Slow Food since the dawn of brewing movement has intuited the revolutionary impact of those few visionary artisans who in the second half of the nineties opened the first Italian brewpub. From the first moment it understood that he was going through a very important phase of history, which would forever change the concept of beer. It followed brewers in their growth, always trying to investigate, together with them, the complex dynamics of this evolution. Italian producers are lucky: they should not be bound by rules, to traditions, to cultures that other countries are likely to be blockers. They are free to wander among the raw materials, production techniques, the stylistic inspirations. We are convinced that this freedom is a great treasure, perhaps the greatest and for that, when we taste a beer, we try not to think about the style of reference, not to be conditioned by the comparison with the great classics, but we “read” every beer with the same freedom that brewers have in producing it. For this they taste  beers (and this year they have been more than 2,600) that have character and are easy and funny to accompain with the dishes ( it is known that in Italy we do not drink without thinking about food …).  The raw materials and the native hops are fine, the contamination with the world of wine has a balanced result and, above all, that in the glass continues to be … a beer! However they are the awards for beers and breweries to attract the attention of the public, awarded on the basis of different criteria.

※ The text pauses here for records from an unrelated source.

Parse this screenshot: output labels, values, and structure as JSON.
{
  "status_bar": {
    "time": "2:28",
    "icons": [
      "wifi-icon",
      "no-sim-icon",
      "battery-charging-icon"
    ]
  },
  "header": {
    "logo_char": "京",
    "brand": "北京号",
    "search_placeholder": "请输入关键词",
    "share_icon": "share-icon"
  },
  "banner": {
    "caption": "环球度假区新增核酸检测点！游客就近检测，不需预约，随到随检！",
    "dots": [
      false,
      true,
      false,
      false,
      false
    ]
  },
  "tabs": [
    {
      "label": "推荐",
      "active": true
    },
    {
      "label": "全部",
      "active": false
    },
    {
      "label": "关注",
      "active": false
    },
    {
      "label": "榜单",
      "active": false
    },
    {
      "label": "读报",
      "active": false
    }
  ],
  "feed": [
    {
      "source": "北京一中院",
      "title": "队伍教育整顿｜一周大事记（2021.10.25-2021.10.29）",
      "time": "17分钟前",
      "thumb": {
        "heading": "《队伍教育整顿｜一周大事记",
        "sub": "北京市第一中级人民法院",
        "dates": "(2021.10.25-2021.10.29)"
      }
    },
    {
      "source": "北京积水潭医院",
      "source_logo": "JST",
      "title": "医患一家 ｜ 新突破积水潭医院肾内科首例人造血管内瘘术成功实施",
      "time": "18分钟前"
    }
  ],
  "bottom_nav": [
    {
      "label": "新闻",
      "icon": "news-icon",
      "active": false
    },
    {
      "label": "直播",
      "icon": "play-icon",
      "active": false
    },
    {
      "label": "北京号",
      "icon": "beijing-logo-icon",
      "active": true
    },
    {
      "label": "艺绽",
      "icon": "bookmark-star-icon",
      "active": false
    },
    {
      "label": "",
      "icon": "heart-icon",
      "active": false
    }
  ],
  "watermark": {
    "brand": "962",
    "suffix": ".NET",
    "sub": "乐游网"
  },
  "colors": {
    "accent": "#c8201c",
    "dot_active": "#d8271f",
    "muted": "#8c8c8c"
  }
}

According to a well-established formula, “premiums” are divided into three types. Slow Beers are those which in addition to a high organoleptic value, are able to excite telling the story of a territory or of a particular reality. The Daily Beers are those which in addition to a high quality level are distinguished by balance, simplicity and pleasantness. Finally the Great Beers are those of absolute organoleptic value, not to be missed for anything in the world.